Supersoft X-ray emission – a very strong level of the weakest X-rays – has long been considered a result of nuclear fusion on the surface of a white dwarf, a small, very dense star. But a new detection of supersoft emissions that are clearly not powered by fusion is showing scientists that fusion is not the only way such emissions occur, according to a study published today (Dec. 3) in the journal Nature Astronomy.
The event, ASASSN16-oh, was first noticed as a transient in the Small Magellanic Cloud by the All-Sky Automated Survey. Additional observations from NASA's Swift Observatory and the Chandra X-ray Observatory helped to verify the finding.
"In the past, the supersoft sources have all been associated with nuclear fusion on the surface of white dwarfs," said lead author Tom Maccarone, a professor in the Texas Tech Department of Physics & Astronomy. "As a white dwarf captures material from a companion star, the material piles up on the surface and becomes hot, and, eventually nuclear fusion takes place, much like in a hydrogen bomb.
"But this emission is coming from a region smaller than the surface of the white dwarf, and we have strong arguments against any kind of explosion having taken place on the white dwarf. Specifically, there are no broad emission lines in the X-ray or optical spectra, so there cannot have been any kind of strong wind generated. In some cases, nuclear fusion can be steady on the surface of a white dwarf, but it cannot start immediately as steady fusion. There must be an explosion of some kind when the fusion starts."
The source of these emissions, then, is thought to be accretion – the process of accumulating matter – not fusion. The scientists believe the system consists of a highly evolved red giant star and a white dwarf with an extremely large disk of emission around it. The rate of inflow of matter through the disk is unstable, and when the material starts flowing more quickly, the brightness of the system shoots upward.
"What we're seeing here is a transient episode of supersoft emission, but without any of the signs that we associate with nuclear fusion," Maccarone said. "If a nova took place, we would expect to see material flowing away from the white dwarf. Here we don't. Instead, what we are seeing is hot emission from the disk that is transporting the material from the companion star to the white dwarf.
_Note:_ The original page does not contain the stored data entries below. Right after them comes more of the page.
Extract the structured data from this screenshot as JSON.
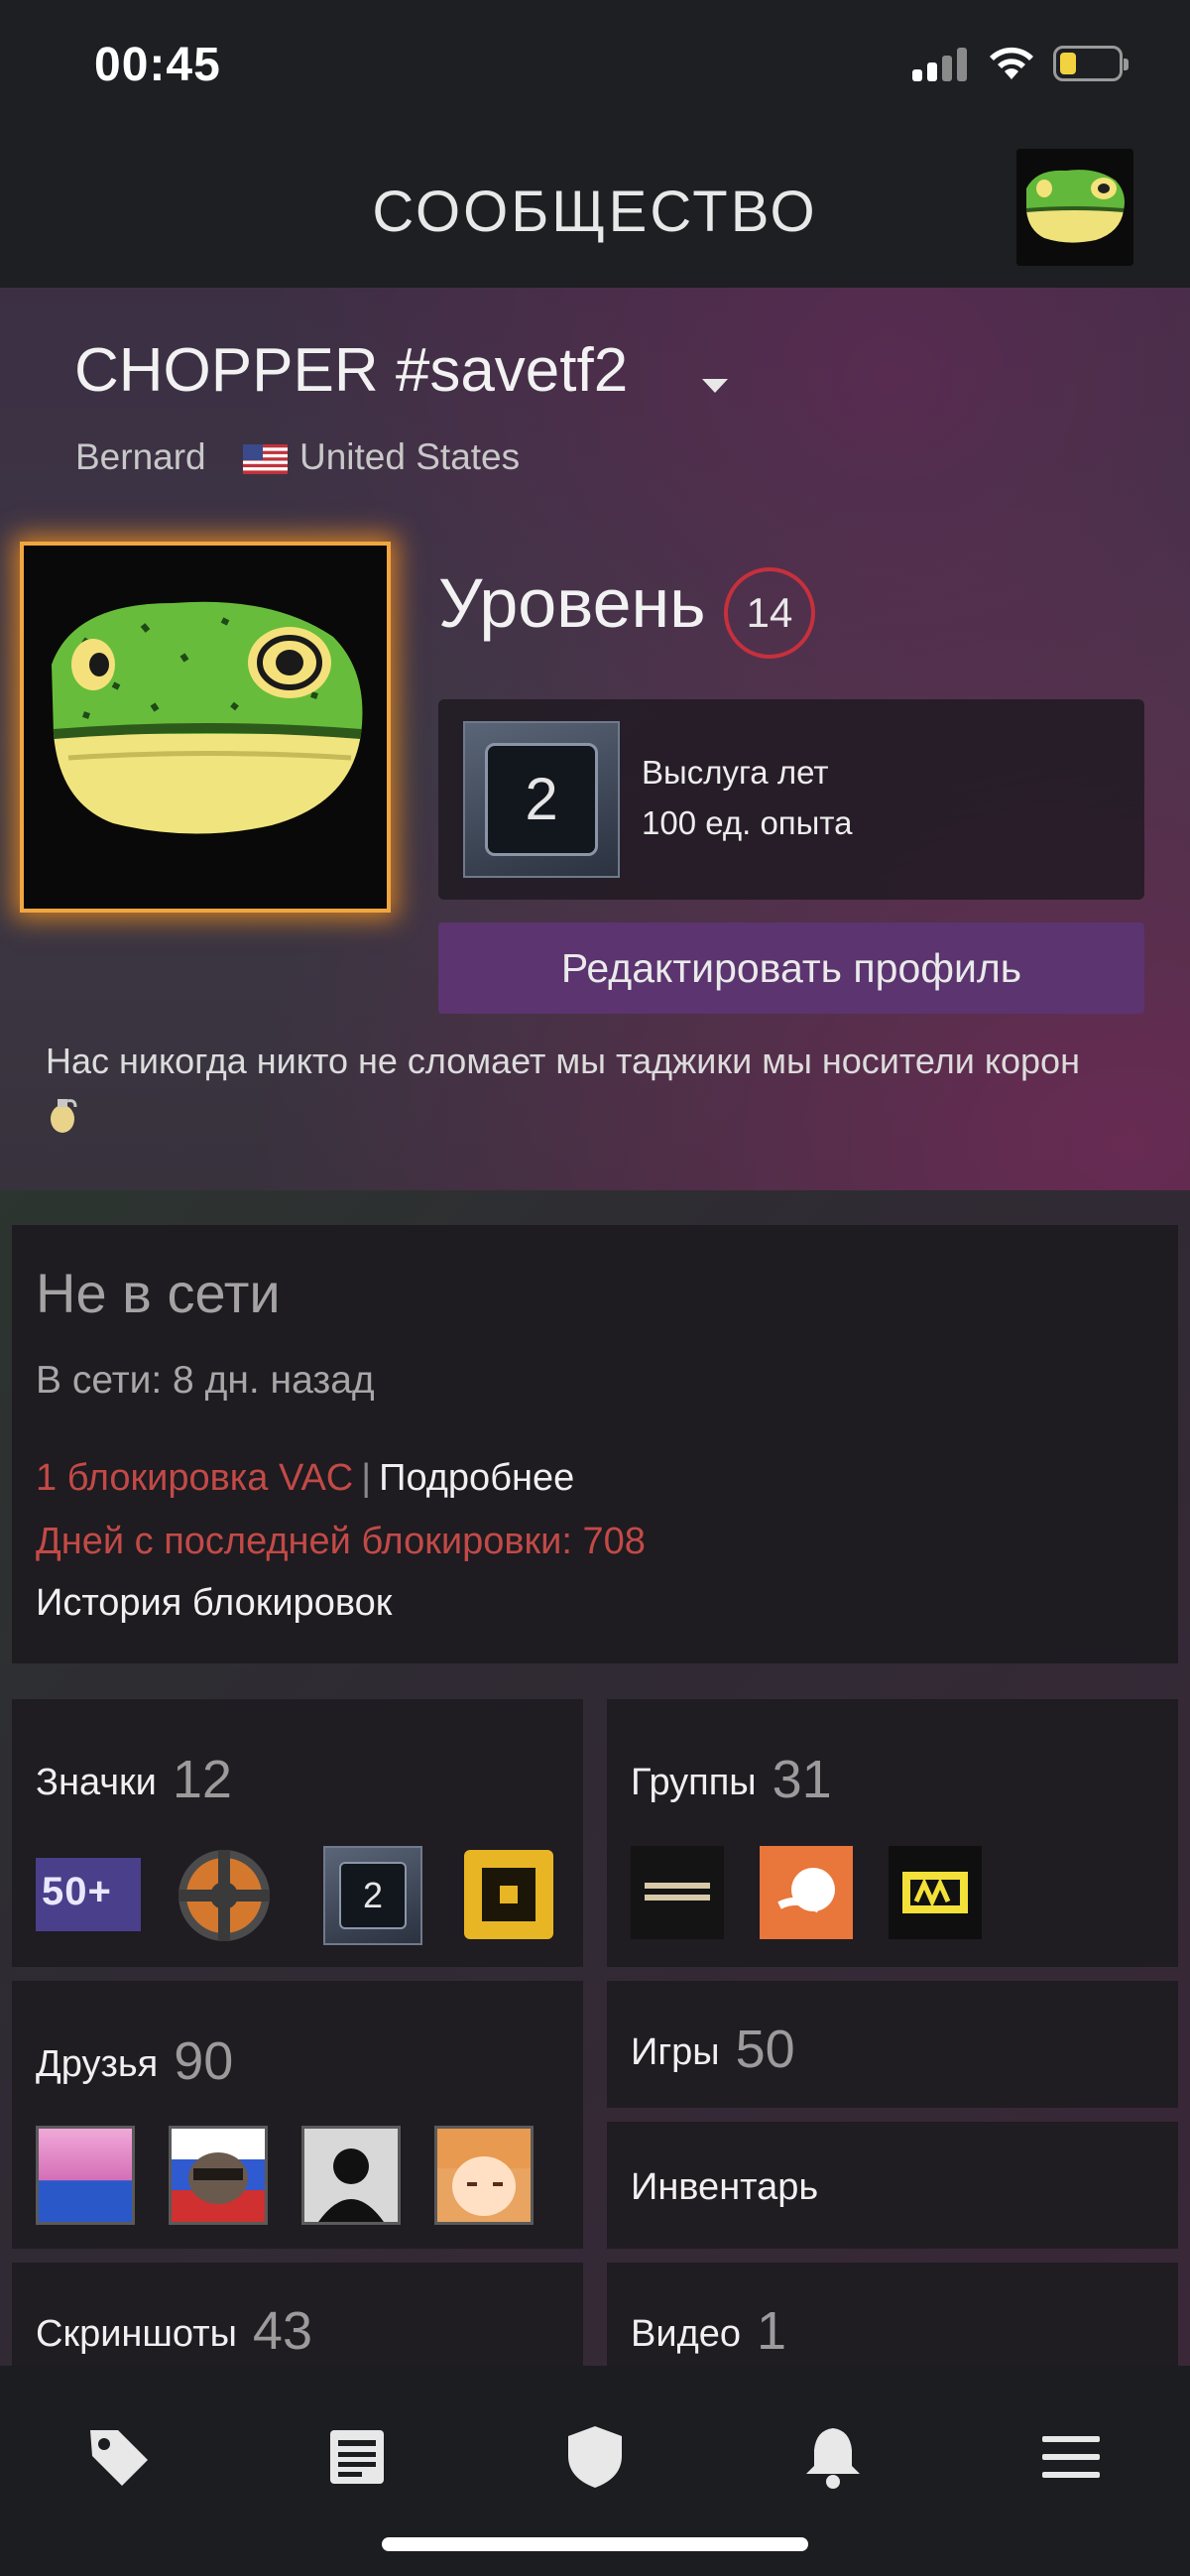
{
  "status_bar": {
    "time": "00:45"
  },
  "header": {
    "title": "СООБЩЕСТВО"
  },
  "profile": {
    "name": "CHOPPER #savetf2",
    "real_name": "Bernard",
    "country": "United States",
    "level_label": "Уровень",
    "level": "14",
    "xp_badge_number": "2",
    "xp_badge_title": "Выслуга лет",
    "xp_badge_xp": "100 ед. опыта",
    "edit_button": "Редактировать профиль",
    "bio": "Нас никогда никто не сломает мы таджики мы носители корон"
  },
  "status": {
    "title": "Не в сети",
    "last_online": "В сети: 8 дн. назад",
    "vac": "1 блокировка VAC",
    "separator": "|",
    "details_link": "Подробнее",
    "days_since_ban": "Дней с последней блокировки: 708",
    "ban_history": "История блокировок"
  },
  "tiles": {
    "badges": {
      "label": "Значки",
      "count": "12",
      "badge_50_text": "50+",
      "years_badge_number": "2"
    },
    "groups": {
      "label": "Группы",
      "count": "31"
    },
    "friends": {
      "label": "Друзья",
      "count": "90"
    },
    "games": {
      "label": "Игры",
      "count": "50"
    },
    "inventory": {
      "label": "Инвентарь"
    },
    "screenshots": {
      "label": "Скриншоты",
      "count": "43"
    },
    "videos": {
      "label": "Видео",
      "count": "1"
    }
  },
  "nav": {
    "items": [
      "tag-icon",
      "news-icon",
      "shield-icon",
      "bell-icon",
      "menu-icon"
    ]
  },
  "colors": {
    "accent_purple": "#5b3470",
    "vac_red": "#c24a46",
    "level_ring": "#c7303c",
    "frame_glow": "#f0a640"
  }
}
The transfer of mass is happening at a higher rate than in any system we've caught in the past."
So what this finding shows is that there are two ways by which supersoft emission can be made: nuclear fusion and accretion.
"I am excited by this result," Maccarone said. "It was a totally new phenomenon, and any time one finds one of those, it's exciting."
As exciting as this finding is on its own, perhaps the most important part is that it may change how astrophysicists measure the expansion of the universe. These objects were thought to be one of the main ways by which white dwarfs grow in mass and eventually explode as Type Ia supernovae.
"These systems also are the way we measure the expansion of the universe," Maccarone said. "To measure that expansion more accurately than we do now, we need to understand the origin of the Type Ia supernovae. This finding – that there's a new way to make supersoft sources – will cause us to re-think our approach to matching up the populations of these objects with the rates of the supernovae."
Also involved in the study were scientists from the University of Pittsburgh, Texas A&M University, NASA Goddard Space Flight Center, University of Southampton, University of the Free State in the Republic of South Africa, the South African Astronomical Observatory, Michigan State University, Rutgers University, Warsaw University Observatory, Ohio State University and the University of Warwick.